科学・化学
磁石が土器にくっついた!
ある昼下がり
「うちの土器に磁石がくっつくんですよ。」
突然、松原さんが変なことを言い出しました。頭でも打ったのかと心配しましたが、実際にこの目で見て唖然。
チャック袋に入れた磁石を土器片に近づけると、磁石が袋ごと吸い寄せられたのでした。他のどの土器片で試してみてもやっぱり同じ。
ふと脳裏をよぎったのは、なつかしのユリ・ゲラー。そう、テレビのまえでスプーンを曲げてみせ、日本中に衝撃をはしらせた「サイコキネシス(念力)」。
能力者?
近くにいたのは松原さんのほかに、太田さんと照屋さん。このなかのだれかが「能力者」 である可能性もあります。そこで、もう少しきちんと実験してみることにしました。
私の豊かな人生経験をフル活用し、精巧な実験器具をつくりました。名づけて「ウルトラ・ マグネット・リアクション・システム」。強力磁石を糸でつるし、ユラユラしないように片側にカベを立てるという優れものです。

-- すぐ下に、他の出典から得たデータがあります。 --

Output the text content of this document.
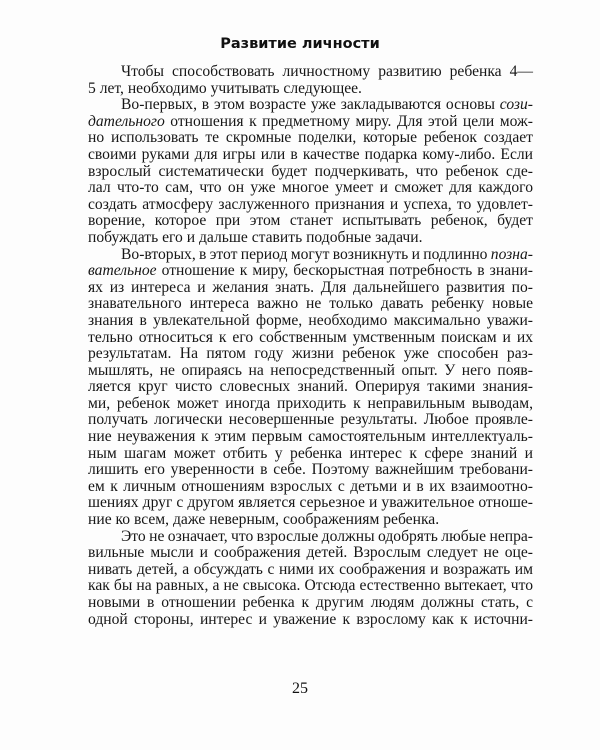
Развитие личности
Чтобы способствовать личностному развитию ребенка 4—
5 лет, необходимо учитывать следующее.
Во-первых, в этом возрасте уже закладываются основы сози-
дательного отношения к предметному миру. Для этой цели мож-
но использовать те скромные поделки, которые ребенок создает
своими руками для игры или в качестве подарка кому-либо. Если
взрослый систематически будет подчеркивать, что ребенок сде-
лал что-то сам, что он уже многое умеет и сможет для каждого
создать атмосферу заслуженного признания и успеха, то удовлет-
ворение, которое при этом станет испытывать ребенок, будет
побуждать его и дальше ставить подобные задачи.
Во-вторых, в этот период могут возникнуть и подлинно позна-
вательное отношение к миру, бескорыстная потребность в знани-
ях из интереса и желания знать. Для дальнейшего развития по-
знавательного интереса важно не только давать ребенку новые
знания в увлекательной форме, необходимо максимально уважи-
тельно относиться к его собственным умственным поискам и их
результатам. На пятом году жизни ребенок уже способен раз-
мышлять, не опираясь на непосредственный опыт. У него появ-
ляется круг чисто словесных знаний. Оперируя такими знания-
ми, ребенок может иногда приходить к неправильным выводам,
получать логически несовершенные результаты. Любое проявле-
ние неуважения к этим первым самостоятельным интеллектуаль-
ным шагам может отбить у ребенка интерес к сфере знаний и
лишить его уверенности в себе. Поэтому важнейшим требовани-
ем к личным отношениям взрослых с детьми и в их взаимоотно-
шениях друг с другом является серьезное и уважительное отноше-
ние ко всем, даже неверным, соображениям ребенка.
Это не означает, что взрослые должны одобрять любые непра-
вильные мысли и соображения детей. Взрослым следует не оце-
нивать детей, а обсуждать с ними их соображения и возражать им
как бы на равных, а не свысока. Отсюда естественно вытекает, что
новыми в отношении ребенка к другим людям должны стать, с
одной стороны, интерес и уважение к взрослому как к источни-
25
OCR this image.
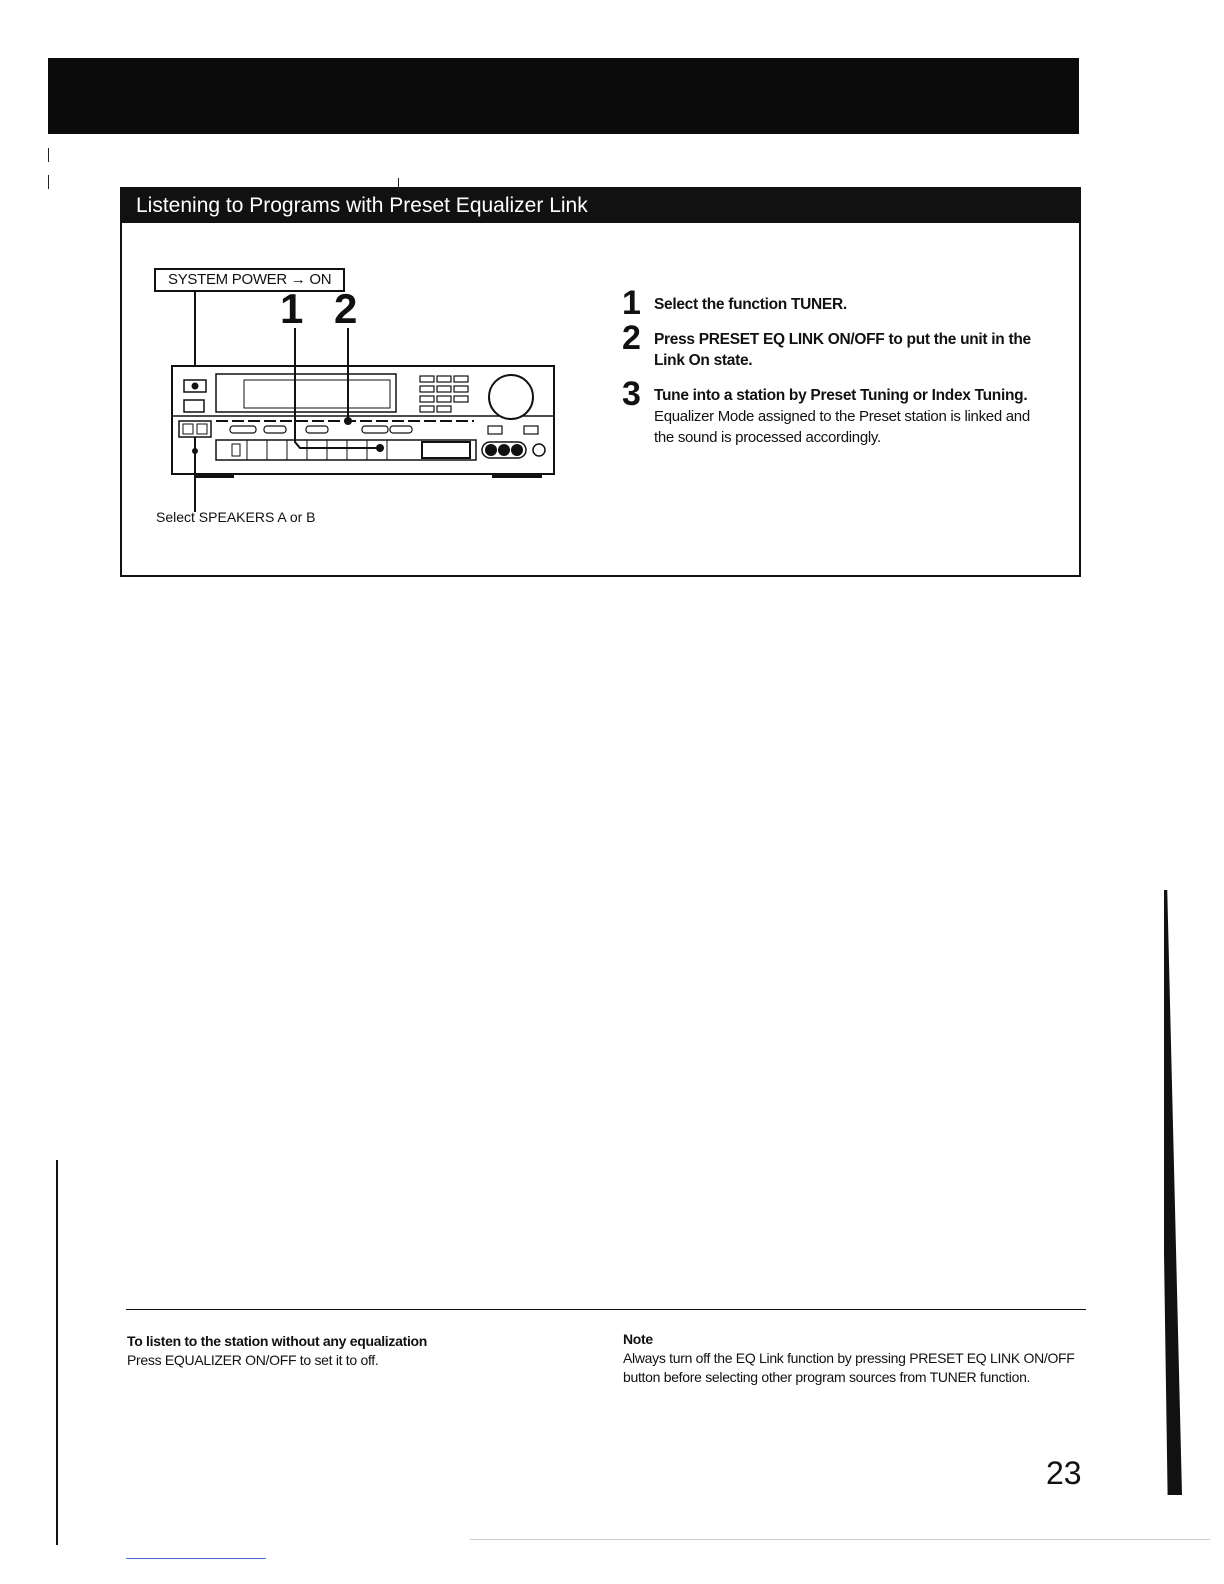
Listening to Programs with Preset Equalizer Link
SYSTEM POWER → ON
1 2
Select SPEAKERS A or B
1 Select the function TUNER.
2 Press PRESET EQ LINK ON/OFF to put the unit in the Link On state.
3 Tune into a station by Preset Tuning or Index Tuning.
Equalizer Mode assigned to the Preset station is linked and the sound is processed accordingly.
To listen to the station without any equalization
Press EQUALIZER ON/OFF to set it to off.
Note
Always turn off the EQ Link function by pressing PRESET EQ LINK ON/OFF button before selecting other program sources from TUNER function.
23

ウルトラ・マグネット・リアクション・システム(略して UMRS)
やってみよう
磁石がピタッと静止したのを確認し、土器片を近づけてみます。するとやはり、磁石が土器に吸い寄せられることがはっきり分かりました。
土器を近づけると…
くっついた!
なにかを磁石に近づけるというのはたぶん、小学生のころ以来なかったでしょう。でも、そのとき習ったのは、磁石が反応するのは「鉄」であって、他のものにはくっつかないということだったはず。
ましてや「土器」に磁石を近づけるという、大の大人がやるべきでないおバカな感じが、ますます私たちに火をつけ、さらにいろんな土器で試してみたのでした。
実験結果
実験対象となったのは、沖縄県北谷町文化係のそこらへんにあった土器たちで、年代・種類いろいろです。「能力者」を特定するためにも、実験者も交代しながら実験を進めたところ、なんとも驚きの結果が得られたのでした(ちなみに、「能力者」は 1 人もいなかったと思われました)。

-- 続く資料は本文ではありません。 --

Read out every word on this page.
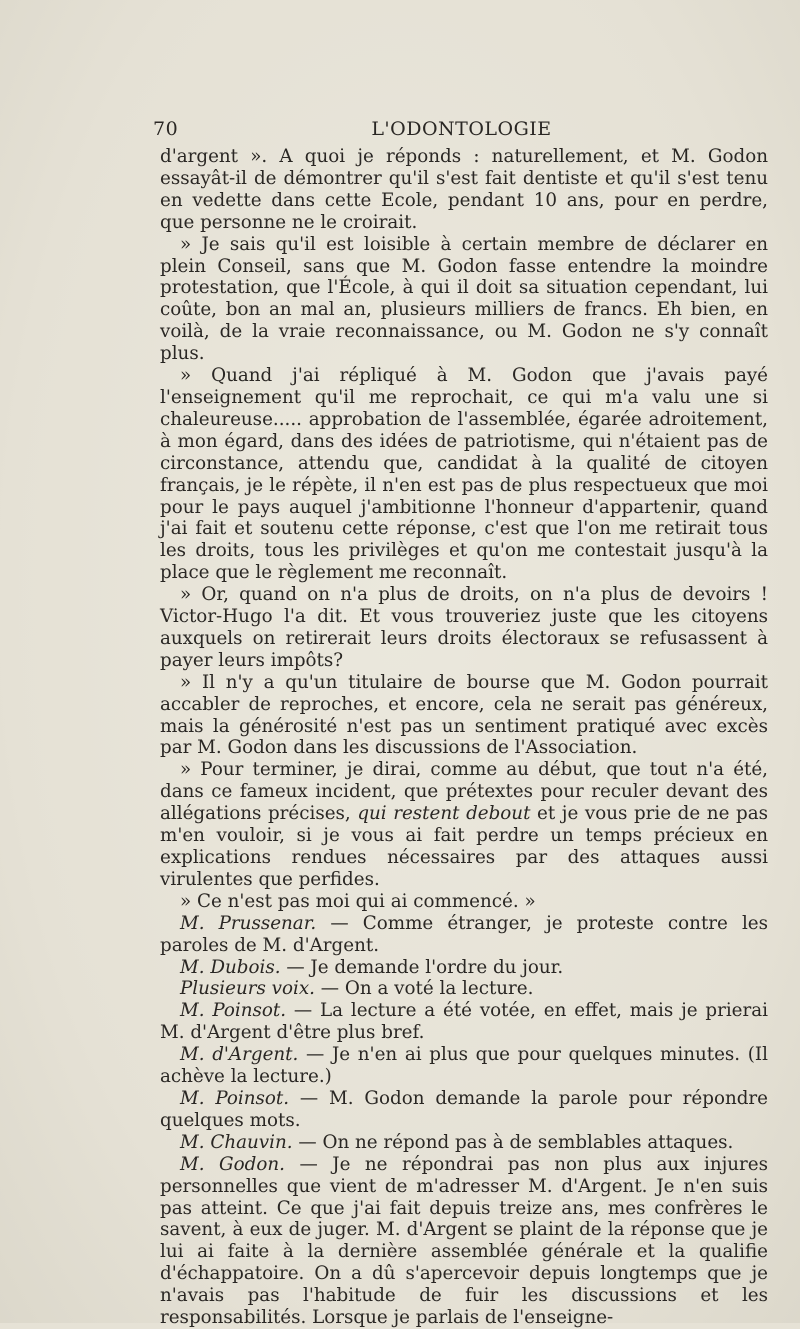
70	L'ODONTOLOGIE

d'argent ». A quoi je réponds : naturellement, et M. Godon essayât-il de démontrer qu'il s'est fait dentiste et qu'il s'est tenu en vedette dans cette Ecole, pendant 10 ans, pour en perdre, que personne ne le croirait.

» Je sais qu'il est loisible à certain membre de déclarer en plein Conseil, sans que M. Godon fasse entendre la moindre protestation, que l'École, à qui il doit sa situation cependant, lui coûte, bon an mal an, plusieurs milliers de francs. Eh bien, en voilà, de la vraie reconnaissance, ou M. Godon ne s'y connaît plus.

» Quand j'ai répliqué à M. Godon que j'avais payé l'enseignement qu'il me reprochait, ce qui m'a valu une si chaleureuse..... approbation de l'assemblée, égarée adroitement, à mon égard, dans des idées de patriotisme, qui n'étaient pas de circonstance, attendu que, candidat à la qualité de citoyen français, je le répète, il n'en est pas de plus respectueux que moi pour le pays auquel j'ambitionne l'honneur d'appartenir, quand j'ai fait et soutenu cette réponse, c'est que l'on me retirait tous les droits, tous les privilèges et qu'on me contestait jusqu'à la place que le règlement me reconnaît.

» Or, quand on n'a plus de droits, on n'a plus de devoirs ! Victor-Hugo l'a dit. Et vous trouveriez juste que les citoyens auxquels on retirerait leurs droits électoraux se refusassent à payer leurs impôts?

» Il n'y a qu'un titulaire de bourse que M. Godon pourrait accabler de reproches, et encore, cela ne serait pas généreux, mais la générosité n'est pas un sentiment pratiqué avec excès par M. Godon dans les discussions de l'Association.

» Pour terminer, je dirai, comme au début, que tout n'a été, dans ce fameux incident, que prétextes pour reculer devant des allégations précises, qui restent debout et je vous prie de ne pas m'en vouloir, si je vous ai fait perdre un temps précieux en explications rendues nécessaires par des attaques aussi virulentes que perfides.

» Ce n'est pas moi qui ai commencé. »

M. Prussenar. — Comme étranger, je proteste contre les paroles de M. d'Argent.

M. Dubois. — Je demande l'ordre du jour.

Plusieurs voix. — On a voté la lecture.

M. Poinsot. — La lecture a été votée, en effet, mais je prierai M. d'Argent d'être plus bref.

M. d'Argent. — Je n'en ai plus que pour quelques minutes. (Il achève la lecture.)

M. Poinsot. — M. Godon demande la parole pour répondre quelques mots.

M. Chauvin. — On ne répond pas à de semblables attaques.

M. Godon. — Je ne répondrai pas non plus aux injures personnelles que vient de m'adresser M. d'Argent. Je n'en suis pas atteint. Ce que j'ai fait depuis treize ans, mes confrères le savent, à eux de juger. M. d'Argent se plaint de la réponse que je lui ai faite à la dernière assemblée générale et la qualifie d'échappatoire. On a dû s'apercevoir depuis longtemps que je n'avais pas l'habitude de fuir les discussions et les responsabilités. Lorsque je parlais de l'enseigne-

【反応があったもの】 ※同じ仲間でも反応がないものはある。
・縄文土器(曾畑式・室川下層式・船元式・大山式など)
・貝塚後期土器(入来式・大当原式・アカジャンガー式など)
・グスク土器
・カムィヤキ
・沖縄産陶器(無釉)
・瓦
・中国製陶器(北谷沖で沈没したインディアンオーク号の遺物)
・手作り灰皿(地元のクチャという土で最近つくったヤツ)
【反応がなかったもの】
・北谷でみつかった「亀ヶ岡系土器」
・信楽焼の大便器
・磁器
漢字だけ見るといかにもくっつきそうなのは磁器ですが、磁器の原料は「磁石(じせき)」 であって、「磁石(じしゃく)」とはまったく関係ないという、なんだかややこしいことも認識しました。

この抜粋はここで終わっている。